Friday, March 9, 2007

At Least it Doesn't Have Rotary Dial


















In the Journal of Unintended Consequences, Category: Unplanned Unobsolesence, I offer the evidence of my old Sanyo SCP-4000.

On the left is my worn out phone in its leather case. On the right, the picture the Sprint company shows alongside my online info.

I'm not sure when I got this phone. At first it was my 911 phone mostly. But when my mother was in the hospital, almost five years ago, I used it extensively to keep friends and relatives apprised. I collected a lot of phone numbers in the thing and started keeping it on all the time (always on vibrate), attached to my belt and plugging it into its charger every night.

I came to rely on the cell phone after that and carted this one on trips and recorded phone numbers of a lot of friends, family, restaurants and hotels.

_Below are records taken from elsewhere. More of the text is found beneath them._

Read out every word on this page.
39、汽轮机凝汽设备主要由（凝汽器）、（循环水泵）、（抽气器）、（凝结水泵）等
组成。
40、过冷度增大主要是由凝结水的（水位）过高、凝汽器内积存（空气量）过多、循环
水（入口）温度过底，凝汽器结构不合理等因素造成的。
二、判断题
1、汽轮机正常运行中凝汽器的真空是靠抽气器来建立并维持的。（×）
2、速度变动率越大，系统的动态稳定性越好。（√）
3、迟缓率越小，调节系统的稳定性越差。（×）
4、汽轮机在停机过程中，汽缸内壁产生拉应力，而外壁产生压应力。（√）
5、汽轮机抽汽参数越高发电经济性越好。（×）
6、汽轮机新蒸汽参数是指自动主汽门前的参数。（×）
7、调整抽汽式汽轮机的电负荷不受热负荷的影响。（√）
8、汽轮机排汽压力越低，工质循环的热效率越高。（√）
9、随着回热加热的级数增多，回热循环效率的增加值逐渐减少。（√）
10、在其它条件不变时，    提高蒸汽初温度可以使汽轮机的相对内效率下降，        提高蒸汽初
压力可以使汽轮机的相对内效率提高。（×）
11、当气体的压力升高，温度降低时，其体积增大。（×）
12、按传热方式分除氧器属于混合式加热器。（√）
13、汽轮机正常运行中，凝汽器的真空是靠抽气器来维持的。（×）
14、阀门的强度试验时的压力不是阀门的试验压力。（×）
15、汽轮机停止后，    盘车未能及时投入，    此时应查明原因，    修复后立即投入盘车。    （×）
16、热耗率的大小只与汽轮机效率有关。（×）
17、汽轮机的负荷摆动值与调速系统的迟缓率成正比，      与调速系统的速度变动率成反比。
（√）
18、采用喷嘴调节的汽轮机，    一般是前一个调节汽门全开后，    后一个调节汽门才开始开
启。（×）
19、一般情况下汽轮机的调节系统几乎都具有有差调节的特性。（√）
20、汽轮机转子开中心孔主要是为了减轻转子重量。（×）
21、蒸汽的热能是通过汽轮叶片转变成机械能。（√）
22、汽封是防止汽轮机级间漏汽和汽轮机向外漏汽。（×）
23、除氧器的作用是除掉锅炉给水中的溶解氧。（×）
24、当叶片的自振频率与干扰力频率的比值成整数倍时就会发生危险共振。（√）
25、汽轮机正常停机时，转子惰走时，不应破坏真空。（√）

Naturally I know how to use it. And I rely on it to remember the numbers I can't. I keep it on vibrate and keep keyguard on (this overrides when I answer a call and then goes back on). It holds a good charge with the original battery and the almost but not quite every night charge it gets.

Of course, my phone doesn't take photos or videos. I don't have a way to get the numbers off of it and into the computer. It can surf the WEB somehow but I never really used that. (Imaigine that little monochrome screen!)

I have dropped this phone a thousand times. There are permanent flaws on my screen and wear on the buttons. And yet it keeps doing its job and doing it well. I thought one day I'd renegotiate my contract and get a new phone. Then I renegotiated to share minutes with my dad (who really rarely uses his) but heard myself saying to the guy how happy I was with the phones, that I'd just keep the phones.

Most things give up or the newer models start to tempt me with 'must have' features. But this little Sanyo phone just keeps going.

I'm sure I've doomed it to a death soon by writing this. But whatever happened to Planned Obsolescence?